Maalesef toplantı benim şüphelerimi doğrulamaktan başka bir işe yaramadı. Hanımlar bir köşeye çekildiler, deneme pilotları ise ayrı bir köşeye. İlim adamları da salonda başka bir köşeye. John Glenn ile akrabaları da herkesten ayrı bir yerde toplandılar.
Aslında ilim adamı olarak astronotlar arasına karışanların boş vakitlerini ilmi denemeler yaparak geçirmeleri gerekirdi. Oysa elimize verilen yönetmelikte ilmi çalışmalarımız kesinlikle yasaklanıyor, bizden sadece uzay pilotu olmamız isteniyordu.

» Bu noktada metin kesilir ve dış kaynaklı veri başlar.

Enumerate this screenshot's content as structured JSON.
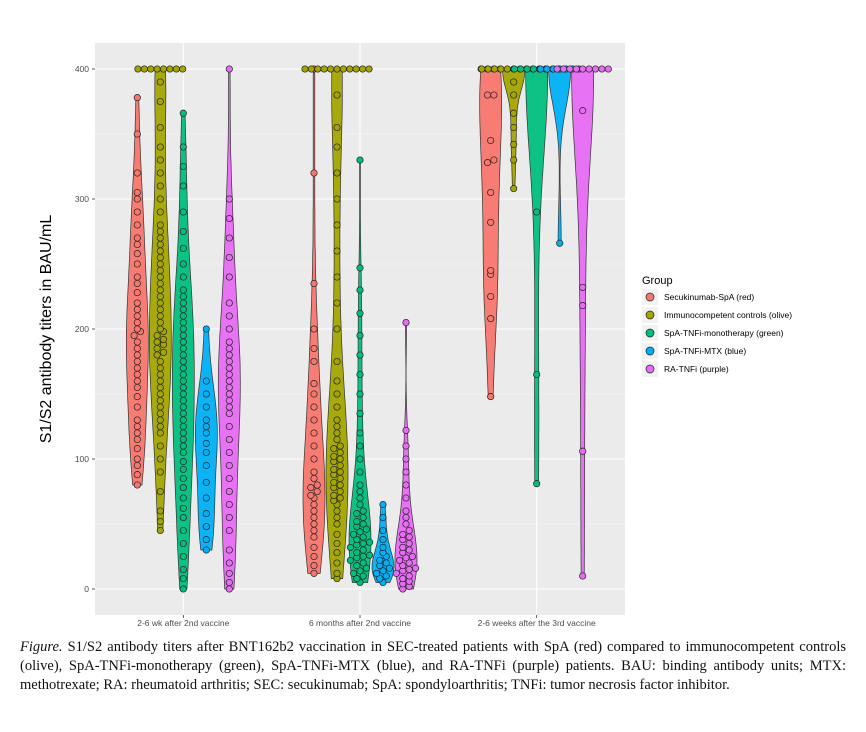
{
  "chart_data": {
    "type": "violin",
    "title": "",
    "xlabel": "",
    "ylabel": "S1/S2 antibody titers in BAU/mL",
    "ylim": [
      -20,
      420
    ],
    "yticks": [
      0,
      100,
      200,
      300,
      400
    ],
    "grid": true,
    "legend_title": "Group",
    "legend_position": "right",
    "categories": [
      "2-6 wk after 2nd vaccine",
      "6 months after 2nd vaccine",
      "2-6 weeks after the 3rd vaccine"
    ],
    "series": [
      {
        "name": "Secukinumab-SpA (red)",
        "color": "#F8766D",
        "values": [
          [
            80,
            88,
            95,
            100,
            108,
            115,
            120,
            125,
            130,
            140,
            148,
            155,
            160,
            165,
            170,
            175,
            180,
            185,
            190,
            195,
            198,
            200,
            205,
            210,
            215,
            220,
            228,
            235,
            240,
            250,
            258,
            265,
            270,
            280,
            290,
            300,
            305,
            320,
            350,
            378
          ],
          [
            12,
            18,
            25,
            32,
            40,
            45,
            50,
            55,
            60,
            65,
            70,
            72,
            75,
            78,
            80,
            85,
            90,
            100,
            110,
            120,
            130,
            140,
            150,
            158,
            175,
            185,
            200,
            235,
            320,
            400
          ],
          [
            148,
            208,
            225,
            242,
            245,
            282,
            305,
            328,
            330,
            345,
            380,
            380,
            400,
            400,
            400,
            400
          ]
        ]
      },
      {
        "name": "Immunocompetent controls (olive)",
        "color": "#A3A500",
        "values": [
          [
            45,
            52,
            60,
            75,
            90,
            100,
            110,
            120,
            125,
            130,
            135,
            140,
            145,
            150,
            155,
            160,
            165,
            170,
            175,
            180,
            182,
            185,
            188,
            190,
            192,
            195,
            198,
            200,
            205,
            210,
            215,
            220,
            225,
            230,
            235,
            240,
            245,
            250,
            255,
            260,
            265,
            270,
            275,
            280,
            290,
            300,
            310,
            320,
            330,
            340,
            355,
            375,
            390,
            400,
            400,
            400,
            400,
            400,
            400,
            400,
            400
          ],
          [
            8,
            12,
            20,
            28,
            35,
            42,
            50,
            55,
            60,
            65,
            68,
            70,
            72,
            75,
            78,
            80,
            82,
            85,
            88,
            90,
            92,
            95,
            98,
            100,
            102,
            105,
            108,
            110,
            115,
            120,
            125,
            130,
            140,
            150,
            160,
            175,
            200,
            220,
            240,
            260,
            280,
            300,
            320,
            340,
            355,
            380,
            400,
            400,
            400,
            400,
            400,
            400,
            400,
            400,
            400,
            400,
            400
          ],
          [
            308,
            330,
            342,
            355,
            366,
            380,
            390,
            400,
            400,
            400,
            400,
            400,
            400,
            400,
            400,
            400,
            400,
            400
          ]
        ]
      },
      {
        "name": "SpA-TNFi-monotherapy (green)",
        "color": "#00BF7D",
        "values": [
          [
            0,
            8,
            15,
            25,
            35,
            45,
            55,
            62,
            70,
            78,
            85,
            92,
            98,
            105,
            110,
            115,
            120,
            125,
            130,
            135,
            140,
            145,
            150,
            155,
            160,
            165,
            170,
            175,
            180,
            185,
            190,
            195,
            200,
            205,
            210,
            215,
            220,
            225,
            230,
            240,
            250,
            262,
            275,
            290,
            310,
            325,
            340,
            366
          ],
          [
            5,
            8,
            10,
            12,
            14,
            16,
            18,
            20,
            22,
            24,
            25,
            26,
            28,
            30,
            32,
            34,
            35,
            36,
            38,
            40,
            42,
            44,
            46,
            48,
            50,
            52,
            55,
            58,
            60,
            65,
            70,
            75,
            80,
            90,
            100,
            110,
            120,
            135,
            150,
            165,
            180,
            195,
            212,
            230,
            247,
            330
          ],
          [
            81,
            165,
            290,
            400,
            400,
            400,
            400,
            400,
            400,
            400,
            400
          ]
        ]
      },
      {
        "name": "SpA-TNFi-MTX (blue)",
        "color": "#00B0F6",
        "values": [
          [
            30,
            38,
            48,
            58,
            70,
            82,
            95,
            105,
            112,
            120,
            125,
            130,
            140,
            150,
            160,
            200
          ],
          [
            5,
            8,
            10,
            12,
            14,
            16,
            18,
            20,
            22,
            25,
            28,
            32,
            38,
            45,
            55,
            65
          ],
          [
            266,
            400,
            400,
            400,
            400,
            400,
            400,
            400
          ]
        ]
      },
      {
        "name": "RA-TNFi (purple)",
        "color": "#E76BF3",
        "values": [
          [
            0,
            5,
            12,
            20,
            30,
            45,
            55,
            65,
            75,
            85,
            95,
            105,
            115,
            125,
            135,
            140,
            145,
            150,
            155,
            160,
            165,
            170,
            175,
            180,
            185,
            190,
            200,
            210,
            220,
            240,
            255,
            270,
            285,
            300,
            400
          ],
          [
            0,
            2,
            4,
            6,
            8,
            10,
            12,
            14,
            15,
            16,
            18,
            20,
            22,
            24,
            25,
            28,
            30,
            32,
            35,
            38,
            40,
            42,
            45,
            50,
            55,
            60,
            70,
            80,
            90,
            100,
            110,
            122,
            205
          ],
          [
            10,
            106,
            218,
            232,
            368,
            400,
            400,
            400,
            400,
            400,
            400,
            400,
            400,
            400
          ]
        ]
      }
    ]
  },
  "caption": {
    "label": "Figure.",
    "text": " S1/S2 antibody titers after BNT162b2 vaccination in SEC-treated patients with SpA (red) compared to immunocompetent controls (olive), SpA-TNFi-monotherapy (green), SpA-TNFi-MTX (blue), and RA-TNFi (purple) patients. BAU: binding antibody units; MTX: methotrexate; RA: rheumatoid arthritis; SEC: secukinumab; SpA: spondyloarthritis; TNFi: tumor necrosis factor inhibitor."
  }
}
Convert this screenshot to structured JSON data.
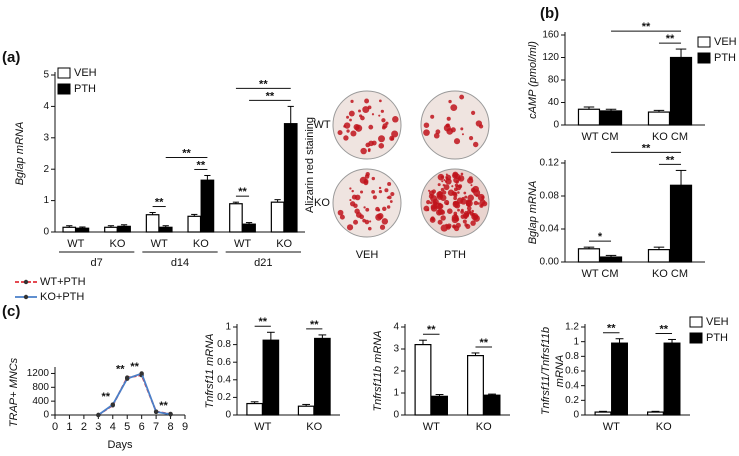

İlmi denemeler yapmamıza izin verilmiyordu ama biz bir yıl sonra T-38 jetleriyle deneme uçuşlarına başlayacaktık. Ben astronot adayı seçildikten üç hafta sonra en başarılı ve en değerli astronotlardan biri C. C. Williams, T-38 uçağıyla uçarken kaza geçirip ölmüştü. Williams kazada ölen 8. astronottu ve hala sakat T-38'lerle uçmamızda ısrar ediliyordu.
Bizim uzay programımızın aksayan tarafı nedir ? Hemen durumu özetleyeyim :
Deneme pilotlarının astronotluk mesleğini tekellerinde tutmaları ve Houston'u ilmi çalışmalardan uzaklaştırmak istemeleri. Kendilerini dev aynasında görüp her şeyi ve herkesi küçümsemeleri. Bu yüzdende unutkanlıkların sıralanması. Mesela başlıca vazifesi uzayda fotoğraf çekmek olan Swigert, fotoğraf çekmek istemez. Aynı ihmalkarlık Apollo 12 ekibinin Ay'da milyonlarca dolarlık filmleri unutmasına sebep oldu. Yine Swigert, uçuş programını üs'te bırakacak kadar ihtiyatsızlık etti. Apollo'ların başına er geç bir şey gelecekti. Daha fırlatılmadan önce Apollo 13'ün geçirdiği maceralar bence bugünkü sonucu kaçınılmaz hale getirdi.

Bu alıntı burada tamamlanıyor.